Job titles and roles

Yet another interesting question relates to the provided job titles: can we infer some interesting career-level or functional categories from them? Several factors make this analysis difficult: there is a big diversity among the job titles; almost no two titles are identical. Furthermore, some positions don’t reveal the seniority level or the precise functions. Because of the large number, any manual curation is out of the question.
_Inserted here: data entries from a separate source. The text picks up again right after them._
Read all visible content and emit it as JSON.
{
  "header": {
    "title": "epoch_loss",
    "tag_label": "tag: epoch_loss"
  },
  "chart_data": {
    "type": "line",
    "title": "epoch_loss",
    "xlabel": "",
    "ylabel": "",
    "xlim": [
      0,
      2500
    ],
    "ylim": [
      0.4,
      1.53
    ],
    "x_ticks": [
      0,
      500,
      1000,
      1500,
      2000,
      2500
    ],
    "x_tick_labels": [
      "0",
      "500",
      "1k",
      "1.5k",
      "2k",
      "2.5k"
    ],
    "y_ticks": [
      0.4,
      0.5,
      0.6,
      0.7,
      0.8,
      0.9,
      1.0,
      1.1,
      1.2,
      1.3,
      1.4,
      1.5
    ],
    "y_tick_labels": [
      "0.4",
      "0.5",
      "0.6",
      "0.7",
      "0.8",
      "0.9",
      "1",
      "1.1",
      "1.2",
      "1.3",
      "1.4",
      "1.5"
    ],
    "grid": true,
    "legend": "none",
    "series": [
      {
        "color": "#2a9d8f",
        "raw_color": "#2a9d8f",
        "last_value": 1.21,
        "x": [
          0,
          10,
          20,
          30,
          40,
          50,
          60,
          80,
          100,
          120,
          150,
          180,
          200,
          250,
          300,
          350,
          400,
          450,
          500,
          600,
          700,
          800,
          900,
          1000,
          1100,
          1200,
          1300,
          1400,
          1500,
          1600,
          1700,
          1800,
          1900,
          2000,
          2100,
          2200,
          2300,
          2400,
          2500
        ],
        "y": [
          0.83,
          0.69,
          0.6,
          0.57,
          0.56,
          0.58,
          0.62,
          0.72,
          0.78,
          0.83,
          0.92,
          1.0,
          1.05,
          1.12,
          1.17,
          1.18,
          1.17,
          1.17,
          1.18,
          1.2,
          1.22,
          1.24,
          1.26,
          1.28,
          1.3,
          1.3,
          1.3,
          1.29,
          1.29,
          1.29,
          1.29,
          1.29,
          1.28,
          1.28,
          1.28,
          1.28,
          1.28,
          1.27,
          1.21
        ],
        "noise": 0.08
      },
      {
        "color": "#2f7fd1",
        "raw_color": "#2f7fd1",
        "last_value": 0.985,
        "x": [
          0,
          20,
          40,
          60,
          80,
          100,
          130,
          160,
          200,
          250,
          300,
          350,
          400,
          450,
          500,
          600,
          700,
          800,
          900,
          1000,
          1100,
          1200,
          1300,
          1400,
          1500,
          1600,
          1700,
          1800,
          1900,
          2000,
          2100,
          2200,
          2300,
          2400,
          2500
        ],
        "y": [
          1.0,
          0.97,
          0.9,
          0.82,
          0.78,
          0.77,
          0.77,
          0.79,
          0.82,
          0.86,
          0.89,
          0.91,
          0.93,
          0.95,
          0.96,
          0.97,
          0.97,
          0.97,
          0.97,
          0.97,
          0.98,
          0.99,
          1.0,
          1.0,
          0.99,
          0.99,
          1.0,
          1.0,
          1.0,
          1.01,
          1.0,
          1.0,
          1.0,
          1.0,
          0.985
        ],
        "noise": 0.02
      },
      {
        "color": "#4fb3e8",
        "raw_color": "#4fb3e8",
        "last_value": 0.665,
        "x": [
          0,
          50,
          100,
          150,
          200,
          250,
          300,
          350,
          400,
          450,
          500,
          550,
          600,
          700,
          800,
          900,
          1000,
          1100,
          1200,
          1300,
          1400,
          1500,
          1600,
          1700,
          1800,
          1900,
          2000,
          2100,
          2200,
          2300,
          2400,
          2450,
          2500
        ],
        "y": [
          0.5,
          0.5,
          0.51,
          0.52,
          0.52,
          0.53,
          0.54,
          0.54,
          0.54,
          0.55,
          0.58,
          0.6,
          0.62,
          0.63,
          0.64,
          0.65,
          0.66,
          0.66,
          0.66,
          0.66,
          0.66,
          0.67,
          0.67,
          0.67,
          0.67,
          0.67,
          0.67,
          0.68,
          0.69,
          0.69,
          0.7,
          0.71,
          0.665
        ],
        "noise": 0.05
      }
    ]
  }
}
So I went with a heuristic approach. First, I defined some categories that I thought made sense based on the job titles that I saw. Here is what I came up with, along with some example titles (only English variants shown):

Category	Example Titles / Keywords
PhD Position	PhD student, Doctoral researcher, Doktorand, Graduate student
Research Scientist / Postdoc	Research associate, Scientist, Computational biologist, Postdoctoral researcher
Data Science / ML	Data scientist, AI researcher,
Software Development / Engineering	Software developer, Bioinformatics engineer, Pipeline developer, Data engineer
Group Leader / PI	Principal investigator, (Junior) group leader, Professor, Group head
Technician / Lab Assistant	Lab technician, TA, Technische Assistenz, Research technician
IT / Infrastructure	System administrator, Cloud engineer, DevOps, IT support
Project / Product Management	Project manager, Product owner, Program lead
Marketing & Sales	Sales manager, Business developer, Marketing specialist
Consulting / Application Support	Field application scientist, Customer success manager, Consultant
Regulatory Affairs / QA	QA manager, Regulatory affairs specialist, Clinical trial coordinator
Administration	Administrative assistant, Office manager, Coordinator
Internship / Student Assistant	Intern, Student research assistant, Praktikant
Other	Non-specific titles or unable to assign

Again, I tasked GPT-5 with the classification task, and it decided to come up with a script that matched titles to categories using these and some other keywords it found in the provided table. I manually corrected some of the keywords. I pointed out that a job title could have multiple matches, and so we changed the script to actually use priority matching based on an ordering that I defined. Essentially, this is based on how I perceived the specificity of the keywords. For example, if “PhD student” occurs, it will be “PhD Position” even if the keywords “software” or “computational biologist” occur. The important distinctions between Research Scientist / Postdoc, Data Science / ML, and Software Development / Engineering are thus at the lowest priority (in that order).

Job titles categories

We see that the research scientist, which includes both industry and academic positions, comes out on top. There is a large fraction of “Other,” which is a big bucket of cases where the simple keyword matching has failed. Based on a brief manual inspection of the “Other” category, I think these jobs follow a similar frequency distribution as the remaining categories. However, one can see that there is also demand for bioinformaticians in other roles, such as marketing, regulatory affairs, field application support, and management. I was surprised to see so many lab assistants on the list. But indeed there are some universities offering programs with a larger focus on wet-lab techniques than I had, for example, “Bioinformatics and Genome Research” at Bielefeld University. …

Conclusion

I think the analysis above actually contains some interesting findings that can be helpful for any seeker of bioinformatics jobs in Germany. I am very aware that some of the methods used do not lead to data with perfect precision. However, I did a couple of manual verifications, and in these cases, the numbers were just a few percentage points off. So I think the overall picture would remain the same if this analysis were to be conducted with scientific scrutiny. Please let me know if there are any questions that I failed to answer in this analysis!